Plan de la fiche : I. L'expression du point de vue d'Andromaque, une femme, II. Mais également à celui de Priam (figure du roi), III. L'affrontement idéologique de ces deux conceptions

Dernière mise à jour : 16/03/2021 • Proposé par: zetud (élève) •

Texte étudié

ANDROMAQUE
Mon père, je vous en supplie. Si vous avez cette amitié pour les femmes, écoutez ce que toutes les femmes du monde vous disent par ma voix. Laissez-nous nos maris comme ils sont. Pour qu’ils gardent leur agilité et leur courage, les dieux ont créés autour d’eux tant d’entraîneurs vivants ou non vivants ! Quand ce ne serait que l’orage ! Quand ce ne serait que les bêtes ! Aussi longtemps qu’il y aura des loups, des éléphants, des onces, l’homme aura mieux que l’homme comme émule et comme adversaire. Tous ces grands oiseaux qui volent autour de nous, ces lièvres dont nous les femmes confondons le poil avec les bruyères, sont de plus sûrs garants de la vue perçante de nos maris que l’autre cible, que le cœur de l’ennemi emprisonné dans sa cuirasse. Chaque fois que j’ai vu tuer un cerf ou un aigle, je l’ai remercié.

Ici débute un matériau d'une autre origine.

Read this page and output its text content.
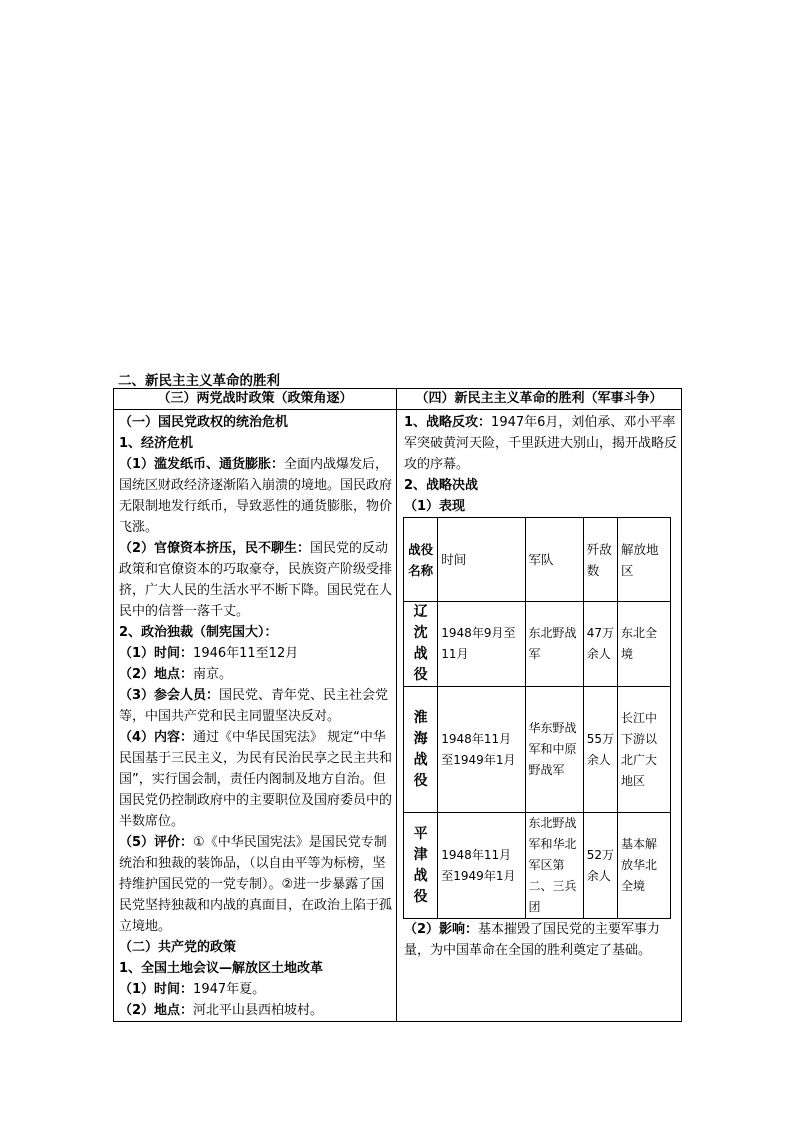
二、新民主主义革命的胜利
（三）两党战时政策（政策角逐）	（四）新民主主义革命的胜利（军事斗争）

（一）国民党政权的统治危机

1、经济危机

（1）滥发纸币、通货膨胀：全面内战爆发后，国统区财政经济逐渐陷入崩溃的境地。国民政府无限制地发行纸币，导致恶性的通货膨胀，物价飞涨。

（2）官僚资本挤压，民不聊生：国民党的反动政策和官僚资本的巧取豪夺，民族资产阶级受排挤，广大人民的生活水平不断下降。国民党在人民中的信誉一落千丈。

2、政治独裁（制宪国大）：

（1）时间：1946年11至12月

（2）地点：南京。

（3）参会人员：国民党、青年党、民主社会党等，中国共产党和民主同盟坚决反对。

（4）内容：通过《中华民国宪法》 规定“中华民国基于三民主义，为民有民治民享之民主共和国”，实行国会制，责任内阁制及地方自治。但国民党仍控制政府中的主要职位及国府委员中的半数席位。

（5）评价：①《中华民国宪法》是国民党专制统治和独裁的装饰品，（以自由平等为标榜，坚持维护国民党的一党专制）。②进一步暴露了国民党坚持独裁和内战的真面目，在政治上陷于孤立境地。

（二）共产党的政策

1、全国土地会议—解放区土地改革

（1）时间：1947年夏。

（2）地点：河北平山县西柏坡村。

1、战略反攻：1947年6月，刘伯承、邓小平率军突破黄河天险，千里跃进大别山，揭开战略反攻的序幕。

2、战略决战

（1）表现

战役名称	时间	军队	歼敌数	解放地区
辽沈战役	1948年9月至11月	东北野战军	47万余人	东北全境
淮海战役	1948年11月至1949年1月	华东野战军和中原野战军	55万余人	长江中下游以北广大地区
平津战役	1948年11月至1949年1月	东北野战军和华北军区第二、三兵团	52万余人	基本解放华北全境

（2）影响：基本摧毁了国民党的主要军事力量，为中国革命在全国的胜利奠定了基础。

Je savais qu’il mourait pour Hector. Pourquoi voulez-vous que je doive Hector à la mort d’autres hommes ?

PRIAM
Je ne le veux pas, ma petite chérie. Mais savez-vous pourquoi vous êtes là, toutes si belles et si vaillantes ? C’est parce que vos maris et vos pères et vos aïeux furent des guerriers. S’ils avaient été paresseux aux armes, s’ils n’avaient pas su que cette occupation terne et stupide qu’est la vie se justifie soudain et s’illumine par le mépris que les hommes ont d’elle, c’est vous qui seriez lâches et réclameriez la guerre. Il n’y a pas deux façons de se rendre immortel ici-bas, c’est oublier qu’on est mortel.

ANDROMAQUE
Oh ! justement, Père, vous le savez bien ! Ce sont les braves qui meurent à la guerre. Pour ne pas y être tué, il faut un grand hasard ou une grande habileté. Il faut avoir courbé la tête ou s’être agenouillé au moins une fois devant le danger. Les soldats qui défilent sous les arcs de triomphe sont ceux qui ont déserté la mort. Comment un pays pourrait-il gagner dans son honneur et dans sa force en les perdant tous les deux ?

PRIAM
Ma fille, la première lâcheté est la première ride d’un peuple.

Giraudoux, La Guerre de Troie n'aura pas lieu - Acte I, scène 6

Cette pièce de théâtre écrite en 1935 pendant l’entre-deux-guerres par Giraudoux est l’expression du questionnement sur les motivations de la nouvelle guerre qui se prépare. La Guerre de Troie n’aura pas lieu est en effet un texte qui aborde à travers cet épisode mythique le thème de la fatalité de la guerre et de la responsabilité des hommes dans cet accomplissement tragique. Il s’agit en effet d’une remise en cause des fondements de la guerre. Cet extrait en particulier cherche à en montrer le caractère absurde.
Il convient donc de s’interroger sur les moyens mis en place par le dramaturge pour rendre compte des différentes conceptions de la guerre.
En effet, on assiste à l’expression du point de vue d’Andromaque, une femme, mais également à celui de Priam qui par sa figure de roi représente les hommes et l’autorité. Enfin, on peut voir comment Giraudoux théâtralise l’affrontement idéologique de ces deux conceptions à travers celui des personnages.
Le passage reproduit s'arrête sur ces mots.